Standard consumer panels like 23andMe do not genotype GHSR loss-of-function variants. The PeptidesDNA report includes GHSR variant analysis with raw genetic data uploads or saliva kit orders. Clinical pharmacogenomics labs and some academic medical centers can run targeted GHSR sequencing on request. Standard endocrine stimulation tests (arginine, ITT, OGTT suppression) cannot identify GHSR variant status because heterozygous carriers pass them with normal peak GH values.
Is MK-677 a solution for GHSR non-responders?
MK-677 binds the same GHSR receptor as ipamorelin and faces the same genetic bottleneck for binding-site failure variants (like I134T). For constitutive-activity-loss variants (like A204E), MK-677's 24-hour half-life may provide more sustained receptor occupancy than short-acting peptides, potentially partially compensating for the absent tonic signal. No clinical trial has tested this in confirmed GHSR variant carriers. It is mechanistically plausible but not proven.
How do GHSR non-responders differ from GHR Exon 3 fl/fl users?
These are two separate genes at two different steps in the same chain. GHSR is where ipamorelin binds to trigger GH release from the pituitary. GHR (growth hormone receptor) is where that released GH lands in peripheral tissue to produce IGF-1. GHSR loss-of-function prevents the GH release signal from running properly between doses. GHR Exon 3 fl/fl means GH release is normal but the downstream conversion to IGF-1 is less efficient per pulse. You can carry both problems independently of each other.
What is the fastest way to check if GHSR is my bottleneck?
Run a home GH test 45 minutes after your ipamorelin injection. A normal GH spike means the injection is firing and the GHSR binding response is working. Then check fasting IGF-1 at baseline and again at week 8. Flat IGF-1 with a working injection response points at a tonic signal or downstream problem. Switching to CJC-1295 alone for 4 weeks tests the GHRH pathway, which does not use GHSR at all. If IGF-1 responds to CJC-1295 but not to ipamorelin, GHSR is your bottleneck.

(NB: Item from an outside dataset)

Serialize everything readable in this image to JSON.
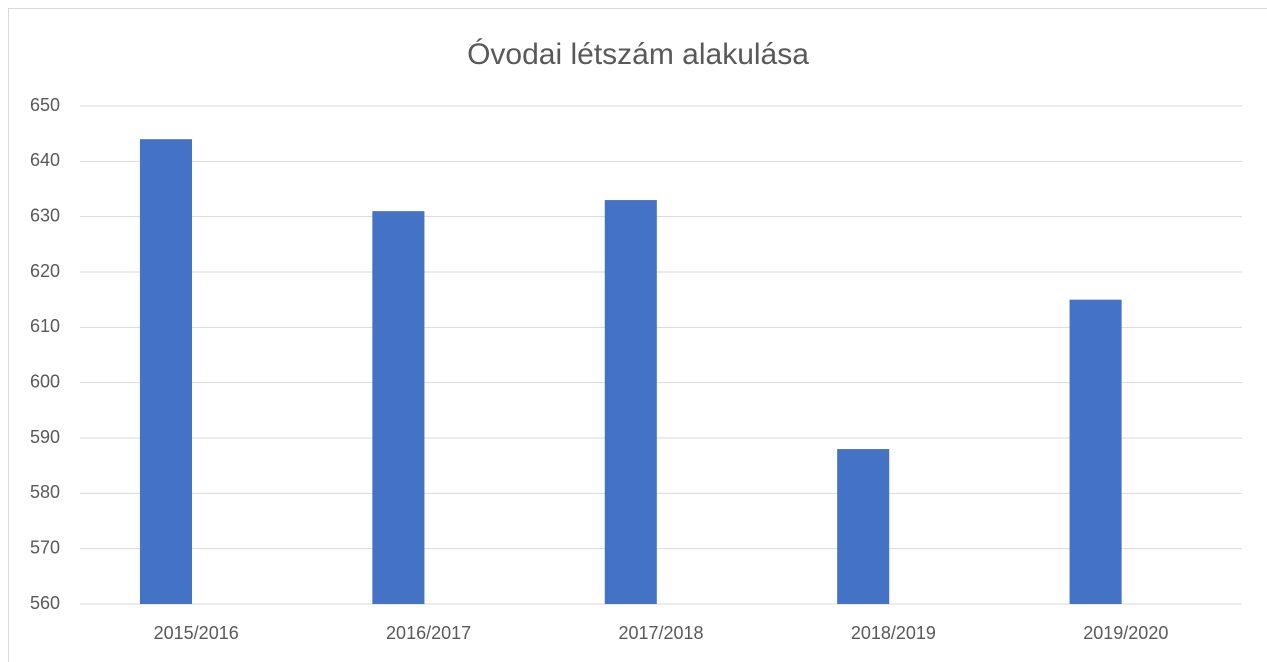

Why did a growth hormone stimulation test say I was normal if I have a GHSR variant?
Stimulation tests measure the acute pulsatile GH response to a pharmacological trigger. They are designed to detect complete GH deficiency, not constitutive receptor dysfunction. GHSR constitutive activity loss impairs the tonic, spontaneous GH release between stimulation events, not the stimulated peak itself. The 26 heterozygous variant carriers in the 2025 JCEM study all passed stimulation testing with peak GH between 10.8 and 32.7 mcg/L. Stimulation tests are the wrong test for this specific bottleneck.
This article is for informational and educational purposes only. It is not medical advice and does not diagnose, treat, cure, or prevent any disease. Consult a qualified healthcare professional before starting any peptide protocol. Individual results vary.